Su Amazon Prime Video è stato aggiunto uno dei due film più sottovalutati dell’acclamato regista James Wan, autore dei due Insidious, i due capitoli di L’Evocazione, e ovviamente il primo Saw-L’Enigmista. Nel mezzo di tutto questo è riuscito a dirigere anche questo revenge-movie, andando a prendere due attori non più esattamente sulla cresta dell’onda ma sempre bravissimi, come Kevin Bacon e John Goodman (in un ruolo decisamente minore). Nulla di originale nella trama in quanto si tratta del solito schema ‘mi tocchi la famiglia, allora io faccio fuori te e tutti i tuoi uomini’. Eppure Kevin Bacon regala un’oscurità inedita al suo personaggio rendendolo un buono/cattivo con un percorso che lo porterà sin da subito verso gli abissi dell’Inferno tirando fuori in lui una parte psicopatica che probabilmente era sempre stata lì pronta ad uscire.

Il film ha un ritmo altalenante, ma dal secondo tempo in poi si fa parecchio crudo e inizia a incalzare in modo decisamente violento. Non una pellicola memorabile, ma nemmeno da trascurare. Sicuramente ha alcuni passaggi forzati e magari poco credibili, ma presenta una cattiveria rara per un film del genere, psicologicamente malato e cattivo che vi terrà incollati alla poltrona fino alla fine.

 

BONE TOMAHAWK. Durata: 1h 33m. Genere: Western/Horror.
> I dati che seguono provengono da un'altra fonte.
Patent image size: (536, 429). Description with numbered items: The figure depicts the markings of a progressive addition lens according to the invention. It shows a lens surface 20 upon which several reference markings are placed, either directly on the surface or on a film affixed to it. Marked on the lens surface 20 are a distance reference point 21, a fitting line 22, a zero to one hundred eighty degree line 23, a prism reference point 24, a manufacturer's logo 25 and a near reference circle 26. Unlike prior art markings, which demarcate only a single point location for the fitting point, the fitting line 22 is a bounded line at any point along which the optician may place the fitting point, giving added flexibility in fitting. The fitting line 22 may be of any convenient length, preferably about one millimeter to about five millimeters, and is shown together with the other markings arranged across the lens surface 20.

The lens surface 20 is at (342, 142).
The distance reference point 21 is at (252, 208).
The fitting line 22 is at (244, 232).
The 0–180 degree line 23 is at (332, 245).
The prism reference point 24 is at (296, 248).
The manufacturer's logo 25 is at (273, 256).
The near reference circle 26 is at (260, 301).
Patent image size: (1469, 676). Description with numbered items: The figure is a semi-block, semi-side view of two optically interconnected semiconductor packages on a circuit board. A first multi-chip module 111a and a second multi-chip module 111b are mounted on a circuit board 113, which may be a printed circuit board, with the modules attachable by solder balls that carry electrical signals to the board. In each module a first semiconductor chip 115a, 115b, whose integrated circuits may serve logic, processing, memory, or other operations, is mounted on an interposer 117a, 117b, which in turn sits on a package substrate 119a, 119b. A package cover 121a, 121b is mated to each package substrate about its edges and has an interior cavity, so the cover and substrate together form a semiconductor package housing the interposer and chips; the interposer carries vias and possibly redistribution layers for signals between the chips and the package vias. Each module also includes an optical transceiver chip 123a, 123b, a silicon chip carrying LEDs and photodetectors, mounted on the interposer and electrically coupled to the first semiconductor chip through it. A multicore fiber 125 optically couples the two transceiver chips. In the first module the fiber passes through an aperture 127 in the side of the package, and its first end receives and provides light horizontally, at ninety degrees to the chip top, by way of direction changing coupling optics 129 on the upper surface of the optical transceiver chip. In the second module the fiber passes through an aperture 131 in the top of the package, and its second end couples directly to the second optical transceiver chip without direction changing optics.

Sempre su Amazon Prime Video si trova un film piuttosto atipico, un vero e proprio piccolo gioiello, intitolato Bone Tomahawk del talentuoso, e in parte incompreso, regista S. Craig Zahler autore di altri piccoli capolavori come lo spietato Cell Block 99 e il lungo e complesso Dragged Across Concrete. Quasi un Nicholas Winding Refn ma meno psichedelico, più orientato verso un crudo realismo.
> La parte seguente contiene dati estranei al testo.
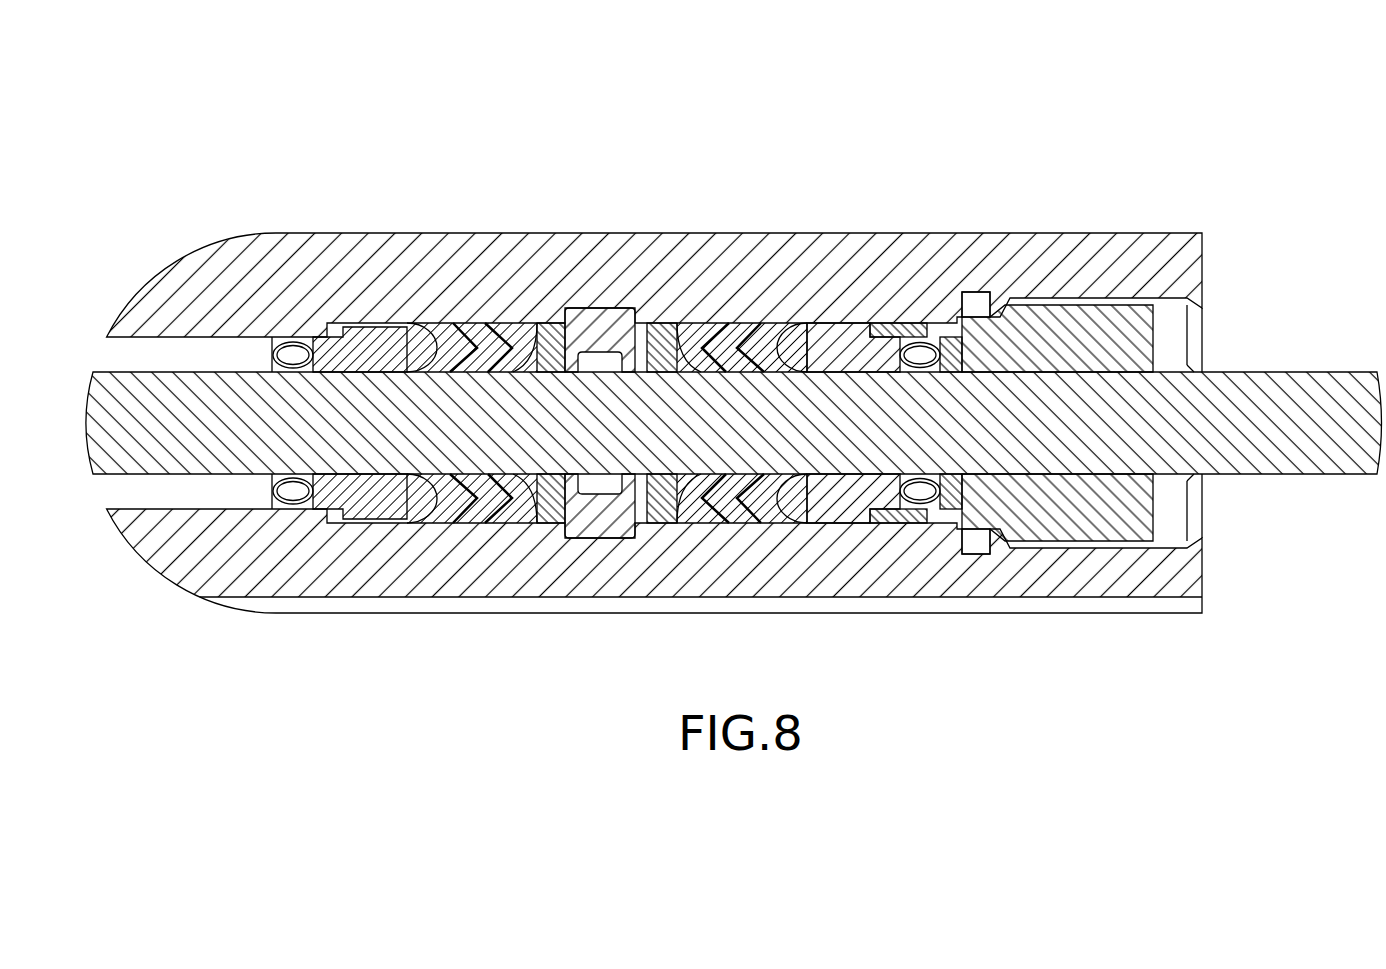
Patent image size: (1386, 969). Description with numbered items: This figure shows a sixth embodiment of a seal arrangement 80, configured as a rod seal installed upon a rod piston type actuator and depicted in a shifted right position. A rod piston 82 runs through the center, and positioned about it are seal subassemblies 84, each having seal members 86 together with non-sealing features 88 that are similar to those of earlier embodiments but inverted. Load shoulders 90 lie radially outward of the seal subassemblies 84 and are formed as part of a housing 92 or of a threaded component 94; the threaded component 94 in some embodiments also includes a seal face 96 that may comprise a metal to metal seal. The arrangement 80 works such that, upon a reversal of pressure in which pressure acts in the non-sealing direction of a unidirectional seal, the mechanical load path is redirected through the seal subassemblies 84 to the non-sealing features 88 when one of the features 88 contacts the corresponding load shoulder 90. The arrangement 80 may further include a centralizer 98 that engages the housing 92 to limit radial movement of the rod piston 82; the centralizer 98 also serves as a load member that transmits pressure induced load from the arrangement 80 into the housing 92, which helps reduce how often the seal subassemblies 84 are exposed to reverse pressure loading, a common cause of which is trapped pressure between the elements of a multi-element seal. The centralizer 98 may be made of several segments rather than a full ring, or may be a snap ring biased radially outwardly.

The seal arrangement 80 is at (813, 138).
The rod piston 82 is at (1270, 398).
The seal subassemblies 84 is at (847, 360).
The seal members 86 is at (925, 335).
The non-sealing features 88 is at (820, 327).
The load shoulders 90 is at (330, 325).
The housing 92 is at (263, 258).
The threaded component 94 is at (1073, 328).
The seal face 96 is at (945, 528).
The centralizer 98 is at (585, 322).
Siamo dalle parti di un western-horror con un sempre grande Kurt Russell. Il film ha un ritmo molto lento e la trama è piuttosto scarna e lineare, e, paradossalmente, è proprio una delle forze della pellicola in quanto aumenta il senso d’angoscia nello spettatore. Si tratta di una caccia da parte di un manipolo di uomini a dei spietati cannibali che infestano il loro villaggio.

Se tutto il primo tempo, e parte del secondo, si limitano ad essere appunto apparentemente un normale western, dove vengono esplorati i rapporti tra i vari protagonisti in viaggio, ecco che il terzo atto si trasforma in una spietata e violenta carneficina dove irrompe l’horror e il gore nelle giuste dosi, tanto da spiazzare lo spettatore. Merito della riuscita del film va sicuramente ad un azzeccatissimo cast, che oltre il già citato Kurt Russell vede anche Patrick Wilson (ormai particolarmente a suo agio con gli horror), Matthew Fox e Richard Jenkins.

 

A TAXI DRIVER. Durata: 2h 17m. Genere: Drammatico/Azione.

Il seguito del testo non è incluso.